Podcasting was all the rage even before many of us found out what self-isolation was like. Now, podcasts seem like a life line — a human voice to keep you sane, the ability to discuss something in detail, all without the nasty headache and pain behind the eyes that comes with hours of binge-watching. 

We all have our favorites, and I loyally think you should listen to all Bloomberg podcasts, as well as offerings from treasured former colleagues such as The Indicator and Behind the Money.  But for now I want to recommend a great British institution that has made the seamless transition from being broadcast over the "wireless" on the "BBC Home Service" to a great podcast: Desert Island Discs. 

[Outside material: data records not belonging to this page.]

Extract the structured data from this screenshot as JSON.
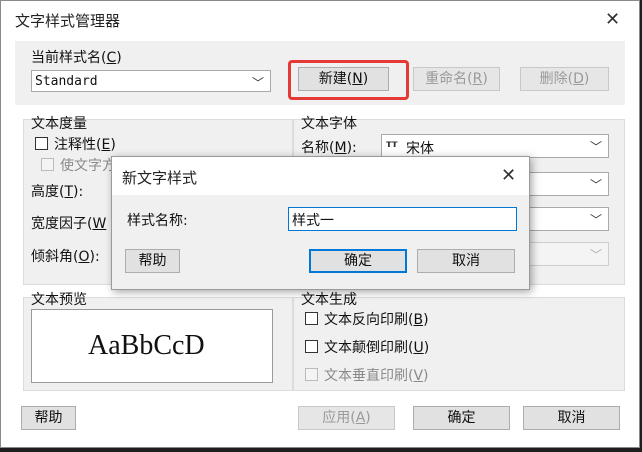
{
  "window": {
    "title": "文字样式管理器",
    "close_glyph": "✕"
  },
  "current_style": {
    "label": "当前样式名(C)",
    "label_text": "当前样式名(",
    "label_key": "C",
    "label_end": ")",
    "value": "Standard"
  },
  "buttons_top": {
    "new": {
      "text": "新建(",
      "key": "N",
      "end": ")"
    },
    "rename": {
      "text": "重命名(",
      "key": "R",
      "end": ")"
    },
    "delete": {
      "text": "删除(",
      "key": "D",
      "end": ")"
    }
  },
  "text_metrics": {
    "title": "文本度量",
    "annotative": {
      "text": "注释性(",
      "key": "E",
      "end": ")"
    },
    "match_orientation": "使文字方",
    "height": {
      "text": "高度(",
      "key": "T",
      "end": "):"
    },
    "width_factor": {
      "text": "宽度因子(",
      "key": "W",
      "end": ""
    },
    "oblique": {
      "text": "倾斜角(",
      "key": "O",
      "end": "):"
    }
  },
  "text_font": {
    "title": "文本字体",
    "name_label": {
      "text": "名称(",
      "key": "M",
      "end": "):"
    },
    "font_icon": "truetype-icon",
    "font_icon_glyph": "ᴛт",
    "font_value": "宋体"
  },
  "preview": {
    "title": "文本预览",
    "sample": "AaBbCcD"
  },
  "text_generation": {
    "title": "文本生成",
    "reverse": {
      "text": "文本反向印刷(",
      "key": "B",
      "end": ")"
    },
    "upside": {
      "text": "文本颠倒印刷(",
      "key": "U",
      "end": ")"
    },
    "vertical": {
      "text": "文本垂直印刷(",
      "key": "V",
      "end": ")"
    }
  },
  "buttons_bottom": {
    "help": "帮助",
    "apply": {
      "text": "应用(",
      "key": "A",
      "end": ")"
    },
    "ok": "确定",
    "cancel": "取消"
  },
  "dialog": {
    "title": "新文字样式",
    "close_glyph": "✕",
    "name_label": "样式名称:",
    "name_value": "样式一",
    "help": "帮助",
    "ok": "确定",
    "cancel": "取消"
  },
  "colors": {
    "highlight": "#e53935",
    "focus": "#0078d7"
  }
}
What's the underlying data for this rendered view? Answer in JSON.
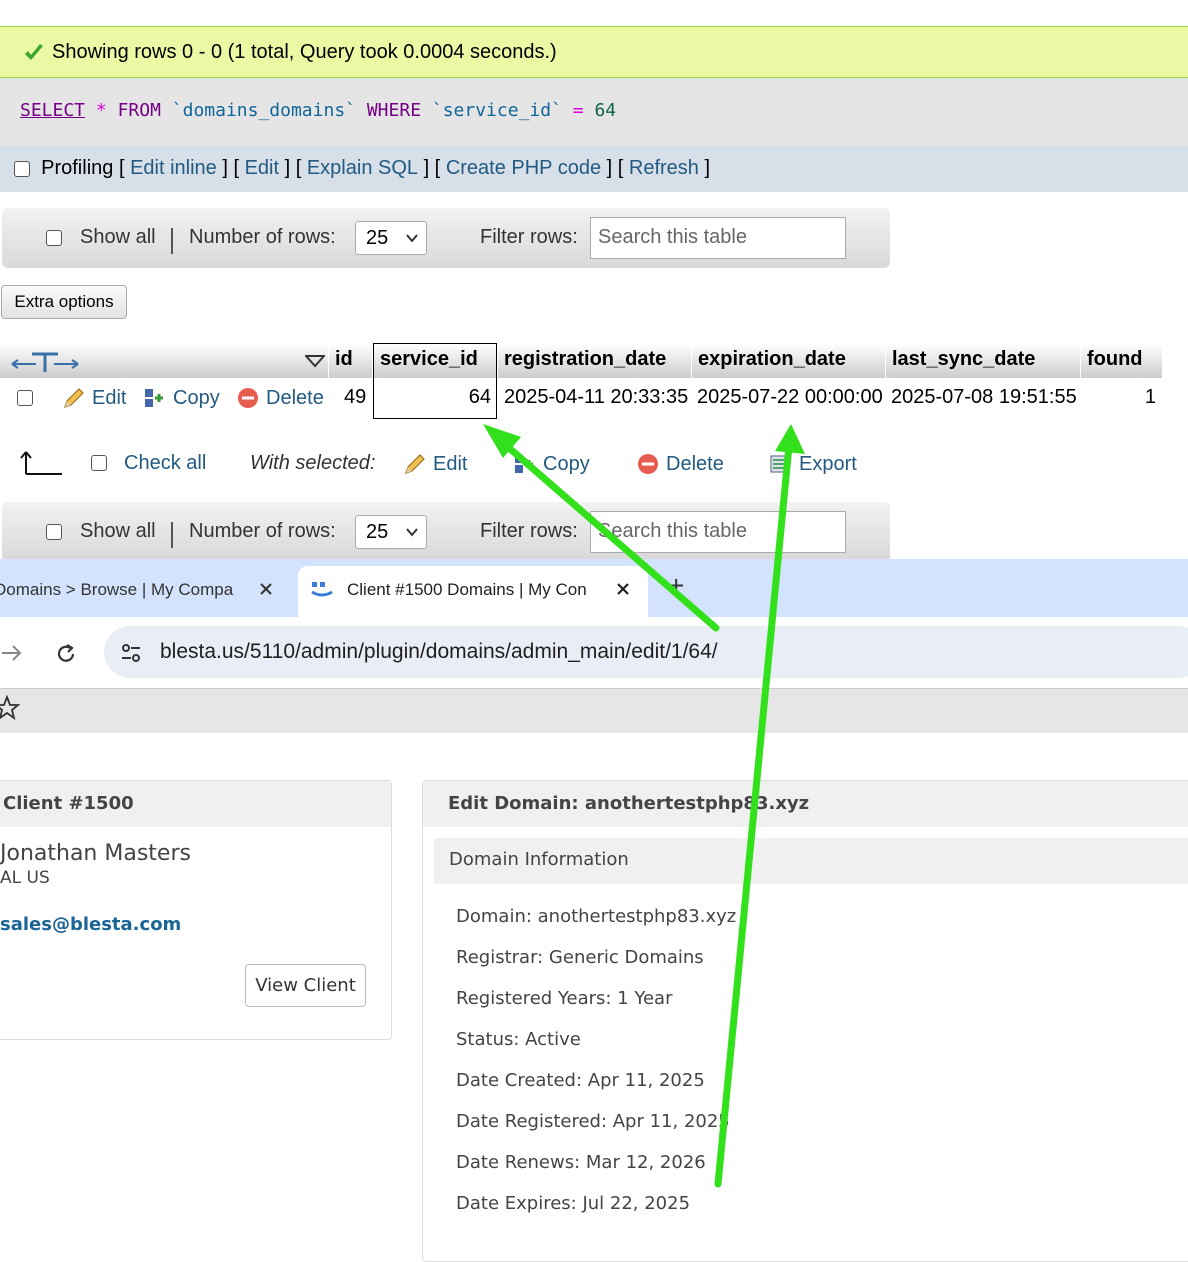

For non-Britons, this show has been running since 1942. In each of the 2,252 episodes, the guest has to name the eight records they would take with them if they were shipwrecked on a desert island. In the course of 45 minutes, they talk about their life, explain why the music they are choosing means so much, and at the end nominate one luxury and one book they would take with them. The BBC has made its entire archive available. Guests range from Alfred Hitchock in 1959, to musicians such as John Cale and David Byrne, to politicians and even people I write about such as Mariana Mazzucato or Daniel Kahneman. The website lists every guest's eight records, and the one they would keep if they had to surrender the other seven.

It's a seductive format. Your chances of finding things that will keep you entertained for hours on end are roughly 100%.